Well as luck would have it...I threw three ringers and a whole bunch of extra points. We won that match too. Chet had a strange look on his face cause all I could do was laugh like a woman possessed at all these lucky shots I was making.
So, 8:00 rolled around...long day, cold, windy and rainy. The tournament was put on hold till the next day. I told Kayla to find another partner as I had to get the laptop and music equipment out of the rain. I was bushed.
Sunday morning rolls around and I'm up to the Inn and theres happy faced Chet telling me the game was far from over and my team is still in the running. What could I say? No! Nope! Back to the pits I went. Kayla and I played four more games and won the show!!! At one point Kayla was over throwing the shoes so I told her to take a step back then throw. Three times I told her this and each time I did she got a ringer. Chet was as red as his shirt! We won! I've never won any kind of sporting event in my life!!! I even got a trophy. All Bill could do was shake his head. Honest to god I've never seen him so proud of me!

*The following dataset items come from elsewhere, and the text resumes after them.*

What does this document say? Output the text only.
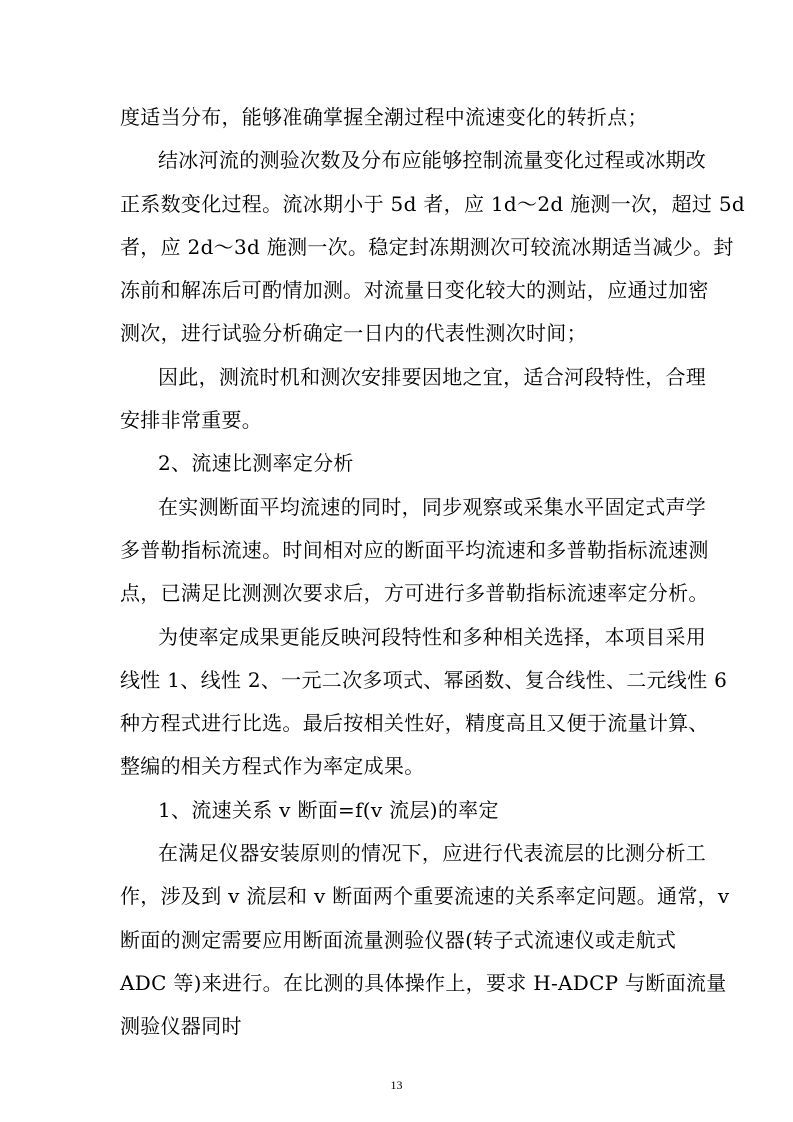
度适当分布，能够准确掌握全潮过程中流速变化的转折点；
结冰河流的测验次数及分布应能够控制流量变化过程或冰期改
正系数变化过程。流冰期小于 5d 者，应 1d～2d 施测一次，超过 5d
者，应 2d～3d 施测一次。稳定封冻期测次可较流冰期适当减少。封
冻前和解冻后可酌情加测。对流量日变化较大的测站，应通过加密
测次，进行试验分析确定一日内的代表性测次时间；
因此，测流时机和测次安排要因地之宜，适合河段特性，合理
安排非常重要。
2、流速比测率定分析
在实测断面平均流速的同时，同步观察或采集水平固定式声学
多普勒指标流速。时间相对应的断面平均流速和多普勒指标流速测
点，已满足比测测次要求后，方可进行多普勒指标流速率定分析。
为使率定成果更能反映河段特性和多种相关选择，本项目采用
线性 1、线性 2、一元二次多项式、幂函数、复合线性、二元线性 6
种方程式进行比选。最后按相关性好，精度高且又便于流量计算、
整编的相关方程式作为率定成果。
1、流速关系 v 断面=f(v 流层)的率定
在满足仪器安装原则的情况下，应进行代表流层的比测分析工
作，涉及到 v 流层和 v 断面两个重要流速的关系率定问题。通常，v
断面的测定需要应用断面流量测验仪器(转子式流速仪或走航式
ADC 等)来进行。在比测的具体操作上，要求 H-ADCP 与断面流量
测验仪器同时
13
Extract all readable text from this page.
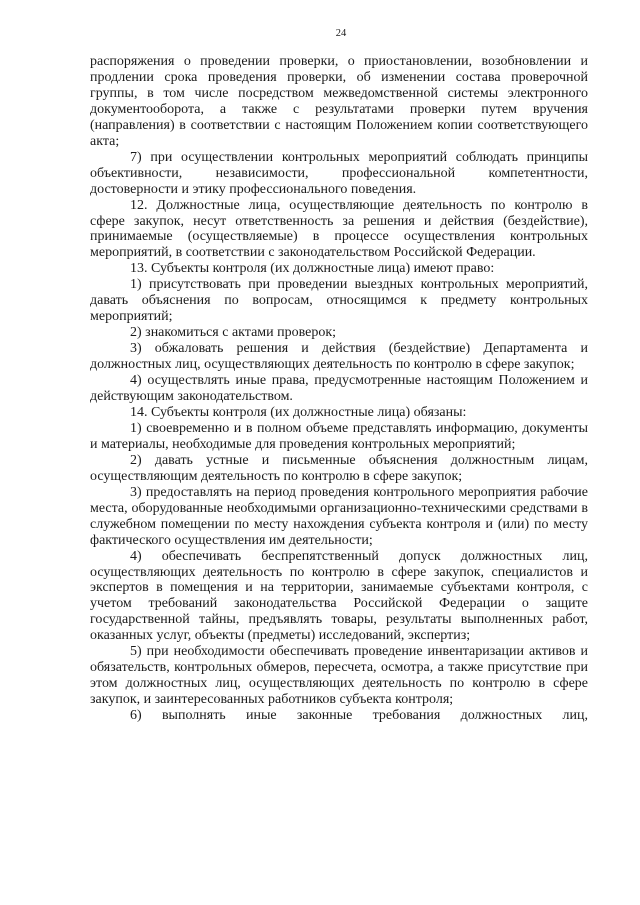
24

распоряжения о проведении проверки, о приостановлении, возобновлении и продлении срока проведения проверки, об изменении состава проверочной группы, в том числе посредством межведомственной системы электронного документооборота, а также с результатами проверки путем вручения (направления) в соответствии с настоящим Положением копии соответствующего акта;

7) при осуществлении контрольных мероприятий соблюдать принципы объективности, независимости, профессиональной компетентности, достоверности и этику профессионального поведения.

12. Должностные лица, осуществляющие деятельность по контролю в сфере закупок, несут ответственность за решения и действия (бездействие), принимаемые (осуществляемые) в процессе осуществления контрольных мероприятий, в соответствии с законодательством Российской Федерации.

13. Субъекты контроля (их должностные лица) имеют право:

1) присутствовать при проведении выездных контрольных мероприятий, давать объяснения по вопросам, относящимся к предмету контрольных мероприятий;

2) знакомиться с актами проверок;

3) обжаловать решения и действия (бездействие) Департамента и должностных лиц, осуществляющих деятельность по контролю в сфере закупок;

4) осуществлять иные права, предусмотренные настоящим Положением и действующим законодательством.

14. Субъекты контроля (их должностные лица) обязаны:

1) своевременно и в полном объеме представлять информацию, документы и материалы, необходимые для проведения контрольных мероприятий;

2) давать устные и письменные объяснения должностным лицам, осуществляющим деятельность по контролю в сфере закупок;

3) предоставлять на период проведения контрольного мероприятия рабочие места, оборудованные необходимыми организационно-техническими средствами в служебном помещении по месту нахождения субъекта контроля и (или) по месту фактического осуществления им деятельности;

4) обеспечивать беспрепятственный допуск должностных лиц, осуществляющих деятельность по контролю в сфере закупок, специалистов и экспертов в помещения и на территории, занимаемые субъектами контроля, с учетом требований законодательства Российской Федерации о защите государственной тайны, предъявлять товары, результаты выполненных работ, оказанных услуг, объекты (предметы) исследований, экспертиз;

5) при необходимости обеспечивать проведение инвентаризации активов и обязательств, контрольных обмеров, пересчета, осмотра, а также присутствие при этом должностных лиц, осуществляющих деятельность по контролю в сфере закупок, и заинтересованных работников субъекта контроля;

6) выполнять иные законные требования должностных лиц,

I just have one more bone to pick with Chet, who was nice enough to donate all the trophy's. The little gold figure on top of the trophy is that of a man...this must change by next summer!
Saturday while all this was going on, Nick decided to go for a kayak...turning out to be a bad decision being as windy and raining as it was. He capsized the kayak and had to swim quite a ways to land in his new heavy leather chippehwa boots weighing in at least ten pounds a piece. Duh Nick. Kayaking with leather anchors on your feet is not the smartest thing you've ever done. He lost his cell phone and almost his life. I was a mess for hours thinking of him out on that water. We almost had the ranger go out after him. But Nick managed to get to shore and just happened to find a plastic baggy with some matches in it. He made a fire and dried out some of his clothes and got the courage to get back in the kayak where he kayaked to an island that had a camp with some nice people in it who drove him and his soggy assed gear back to Stillwater. The whole next day was shot for him as he was sore from such a heavy swim. I have to think his guardian angel was looking over him during his whole ordeal. I know Dad was with me on that horseshoe pit...He loved to play in his younger day. Actually knowing Dad...he was pulling a double shift making sure Nick was OK and winning that horseshoe game for me. Thanks Dad! Miss you.